Release Year: 2011
Director: Nicolas Winding Refn
Writers: Hossein Amini (screenplay), James Sallis (novel “Drive”)
Starring: Ryan Gosling, Carey Mulligan, Bryan Cranston, Oscar Isaac, Albert Brooks, Ron Perlman, Christina Hendricks
Rating: Nominated for 1 Oscar: Best Sound Editing. Nominated for 1 Golden Globe: Best Supporting Actor (Albert Brooks). Won Best Director at Cannes Film Festival. Nominated for Palme d’Or.
An unmaned driver (Ryan Gosling) works as a mechanic and a stunt driver for movies while supplementing his income at night as a highly skillful getaway driver. He falls for his neighbour, Irene (Carey Mulligan), but things get complicated when her husband, Standard (Oscar Isaac), is released from prison.

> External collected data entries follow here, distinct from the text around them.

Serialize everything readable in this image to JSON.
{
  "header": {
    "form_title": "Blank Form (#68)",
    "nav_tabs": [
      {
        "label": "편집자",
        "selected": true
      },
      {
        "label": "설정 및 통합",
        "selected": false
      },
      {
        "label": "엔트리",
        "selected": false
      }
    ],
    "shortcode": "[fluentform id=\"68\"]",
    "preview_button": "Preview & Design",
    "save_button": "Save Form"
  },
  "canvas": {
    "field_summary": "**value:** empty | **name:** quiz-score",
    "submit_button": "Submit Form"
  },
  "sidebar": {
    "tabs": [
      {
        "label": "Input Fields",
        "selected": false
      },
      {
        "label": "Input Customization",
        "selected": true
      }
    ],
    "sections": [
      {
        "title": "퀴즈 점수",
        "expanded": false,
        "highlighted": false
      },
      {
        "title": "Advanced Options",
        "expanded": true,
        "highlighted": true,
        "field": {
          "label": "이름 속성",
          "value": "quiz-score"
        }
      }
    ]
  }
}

Drive was a pleasant surprise that came out of nowhere and made immediate fans of many. An art house type film that manages to reach a large audience, most likely due both to its appealing visuals and cast. Danish director Nicolas Winding Refn (Only God Forgives, 2013) broke big in his home country with his first film, the brutally realistic Pusher (1996), which was also the feature début of actor Mads Mikkelsen (Casino Royale, 2006), and though he did reach a larger audience with his films Bronson (2008) and Valhalla Rising (2009), Drive managed to find an audience his previous films did not have. Starring Ryan Gosling (The Place Beyond the Pines, 2012) as the nameless driver the film begins on an intense note with our protagonist demonstrating his cool attitude and skills as a getaway driver for hire. The romance that slowly builds up between him and single mum Irene is tender and wonderful and in sharp contrast to the graphic violence that will come more and more to the forefront as the story progresses. Played almost wordlessly by the two actors at their request (see Moviegeek Info below). Mulligan (An Education, 2009) and Gosling are surrounded by a stellar supporting cast, including a limping Bryan Cranston (Trumbo, 2015) as the driver’s likeable boss; Albert Brooks (A Most Violent Year, 2014) as a chilling and flawlessly portrayed money man with ties to hard criminals (in the form of a brutal Ron Perlman); and last but not least a great Oscar Isaac (Ex Machina, 2015) as Irene’s equally likeable and seemingly reformed criminal husband. Hossein Amini’s crisp screenplay and the futuristic 1980’s inspired visuals and music, combined with great performances and a director with a clear vision, makes this a unique film that has a relatively broader appeal than this sort of film usually has. Not to everyone’s taste, but if you like it you will most likely love it.
NB: Again a trailer that gives a bit too much away. Tha trailer also led to a lawsuit because a woman felt it did not give an accurate idea of what to expect. We therefore do not recommend watching this trailer before seeing the film, but you are naturally free do to do so if you wish.
Ryan Gosling and Carey Mulligan’s characters say very little to each other because the two actors felt that the scenes between them needed to be more focused on mood. Carey Mulligan later described shooting the film as “staring longingly at Ryan Gosling for hours each day”.